Xanax is one of the most abused benzodiazepines around, frequently associated with recreational polydrug mishaps. Judging from statistics, the danger message is not being delivered strongly enough that two or more CNS depressants have cumulative effects, and can shut down your breathing and your heart. Just think Heath Ledger, Anna Nicole Smith or even Elvis Presley, who died with 14 drugs in his system.
CNS depressants include benzos, opiates such as heroin, morphine and methadone, and prescription painkillers such as Vicodin, Percocet or OxyContin. Dependencies and addictions to all these kinds of drugs are routinely treated at drug detox centers across the country.
Alcohol is also a CNS depressant and should never be mixed with benzos. Cocaine, normally associated with “speeding up” rather than slowing down one’s system, has frequently figured in lethal drug toxicities when mixed with Xanax or other benzos.
Benzos are just plain dangerous drugs. Dependency is extremely common, especially when taken for extended periods of time, but can occur in a surprisingly short time, too. You know you’re dependent if you get withdrawal symptoms when you stop taking it. Withdrawal from Xanax can cause agitation, panic attacks, severe anxiety, muscle cramps, and seizures which can be life-threatening. Medical drug detox is an absolute must for anyone who has become dependent on benzos.

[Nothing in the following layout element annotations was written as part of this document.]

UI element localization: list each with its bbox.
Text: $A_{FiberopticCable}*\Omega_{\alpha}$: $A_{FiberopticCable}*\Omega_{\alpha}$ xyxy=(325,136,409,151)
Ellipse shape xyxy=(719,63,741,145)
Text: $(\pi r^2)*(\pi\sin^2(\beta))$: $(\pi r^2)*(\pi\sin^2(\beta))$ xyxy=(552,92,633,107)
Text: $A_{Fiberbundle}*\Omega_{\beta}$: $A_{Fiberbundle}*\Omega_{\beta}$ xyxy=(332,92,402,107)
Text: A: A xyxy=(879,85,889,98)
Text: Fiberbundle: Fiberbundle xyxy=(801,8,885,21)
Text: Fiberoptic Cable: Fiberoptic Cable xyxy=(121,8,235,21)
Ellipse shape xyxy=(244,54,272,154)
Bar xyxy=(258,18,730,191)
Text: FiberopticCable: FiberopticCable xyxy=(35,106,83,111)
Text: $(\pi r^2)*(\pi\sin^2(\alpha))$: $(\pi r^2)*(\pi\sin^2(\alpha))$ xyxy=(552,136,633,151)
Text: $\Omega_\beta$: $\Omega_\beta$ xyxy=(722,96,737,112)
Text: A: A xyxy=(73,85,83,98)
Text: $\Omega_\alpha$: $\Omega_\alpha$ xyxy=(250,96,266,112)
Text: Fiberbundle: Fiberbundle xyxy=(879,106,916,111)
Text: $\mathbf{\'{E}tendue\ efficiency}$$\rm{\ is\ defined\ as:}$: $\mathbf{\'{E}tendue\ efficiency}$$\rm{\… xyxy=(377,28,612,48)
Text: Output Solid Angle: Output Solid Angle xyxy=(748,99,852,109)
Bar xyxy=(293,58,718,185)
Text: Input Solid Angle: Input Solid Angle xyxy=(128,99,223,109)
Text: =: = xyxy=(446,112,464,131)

The bottom line is, when Xanax or any benzodiazepine is prescribed, the doctor or the pharmacist should make absolutely sure that the person understands all the dangers. Of course, in a perfect world, no one would be taking these drugs at all. But as long as we live in an imperfect world, someone needs to sit everyone down, especially high school kids, and give them the straight facts about the dangers of benzodiazepines so they really get it once and for all. No kid should have to grow up knowing they contributed to someone’s trip to an emergency ward, or worse, the morgue. They shouldn’t have to live with the responsibility of anyone needing a drug detox program, either.